1. Year of the Horse means “instant success” and is a symbol of the Chinese culture. The horse is a symbolism of war. During the Han Dynasty, China often engaged in warfare with nearby nomadic tribes. Those tribes had warhorses that often scared the opposing forces. China saw this tactic and decided to purchase their own warhorses from other nomadic tribes. Horses essentially were a symbolism of power, strength and intimidation.
2. The importance of horses also translated over into the art realm, as they became the most prominent subject matter. Horses also were involved in celebrations and parties. Dancers would perform tricks or tumbling routines as the horses galloped around. Eventually horses became the center focus of parties as they would bow and walk in formations. Horses were also decorated with golden and silver costumes.

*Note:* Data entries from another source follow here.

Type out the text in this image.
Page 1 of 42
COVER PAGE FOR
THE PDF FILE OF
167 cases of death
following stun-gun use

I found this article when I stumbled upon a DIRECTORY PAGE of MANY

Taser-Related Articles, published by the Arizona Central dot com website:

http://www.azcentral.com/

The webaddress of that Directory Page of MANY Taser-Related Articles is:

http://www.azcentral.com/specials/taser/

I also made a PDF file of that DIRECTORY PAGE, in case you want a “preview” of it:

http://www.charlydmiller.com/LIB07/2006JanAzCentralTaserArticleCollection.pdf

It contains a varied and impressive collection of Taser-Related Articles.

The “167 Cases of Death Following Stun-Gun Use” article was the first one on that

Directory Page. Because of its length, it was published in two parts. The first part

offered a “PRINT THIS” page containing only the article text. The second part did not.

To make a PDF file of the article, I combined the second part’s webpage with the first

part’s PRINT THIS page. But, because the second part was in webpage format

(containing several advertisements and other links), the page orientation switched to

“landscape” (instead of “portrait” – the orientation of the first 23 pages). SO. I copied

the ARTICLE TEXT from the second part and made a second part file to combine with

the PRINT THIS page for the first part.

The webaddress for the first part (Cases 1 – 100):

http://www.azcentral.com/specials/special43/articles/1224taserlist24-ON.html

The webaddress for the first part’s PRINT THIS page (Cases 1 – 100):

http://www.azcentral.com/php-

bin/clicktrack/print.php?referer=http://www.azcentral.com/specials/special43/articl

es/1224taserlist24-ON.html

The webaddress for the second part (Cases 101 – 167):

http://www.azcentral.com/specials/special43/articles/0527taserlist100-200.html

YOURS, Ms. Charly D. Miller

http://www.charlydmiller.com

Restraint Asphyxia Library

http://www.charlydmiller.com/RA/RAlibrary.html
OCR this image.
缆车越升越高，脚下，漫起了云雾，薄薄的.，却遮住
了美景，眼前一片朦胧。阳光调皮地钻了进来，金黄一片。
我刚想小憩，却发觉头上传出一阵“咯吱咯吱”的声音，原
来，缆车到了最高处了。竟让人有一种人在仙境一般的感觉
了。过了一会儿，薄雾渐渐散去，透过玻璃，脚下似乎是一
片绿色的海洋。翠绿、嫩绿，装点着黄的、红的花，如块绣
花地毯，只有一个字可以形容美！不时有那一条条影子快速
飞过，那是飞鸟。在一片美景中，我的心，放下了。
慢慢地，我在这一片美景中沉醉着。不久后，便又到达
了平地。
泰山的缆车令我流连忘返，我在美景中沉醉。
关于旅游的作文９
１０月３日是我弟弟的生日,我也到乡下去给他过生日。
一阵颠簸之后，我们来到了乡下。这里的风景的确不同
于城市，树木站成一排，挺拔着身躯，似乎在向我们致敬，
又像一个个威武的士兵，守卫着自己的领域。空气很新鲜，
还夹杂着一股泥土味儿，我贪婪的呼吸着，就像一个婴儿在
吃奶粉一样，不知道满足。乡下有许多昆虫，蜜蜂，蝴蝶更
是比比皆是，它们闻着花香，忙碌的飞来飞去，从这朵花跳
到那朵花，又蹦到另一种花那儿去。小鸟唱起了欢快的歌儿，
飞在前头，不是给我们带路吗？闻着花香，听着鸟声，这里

3. Horses eventually began to hold a less extravagant look. They became recognized as a valuable part of everyday life. A mare’s milk was often used in a nomads diet. Also, horses were used for postal services. Messages were given to different regions through Spain in a speedy and efficient manner. It wasn't always just messages but food or gifts as well.
4. Horses were also used in novels and often times were portrayed as the heroic figures in stories. Horses could travel long distances, withstand harsh environments and were very loyal to their riders.
5. Lastly, the horses were well taken care of. A person would take care of and watch over them. Horses were a king or emperor’s prized possession and were guarded with the upmost care. No matter what time of year it is horses are still a prominent symbol in China and give life to the history of its country.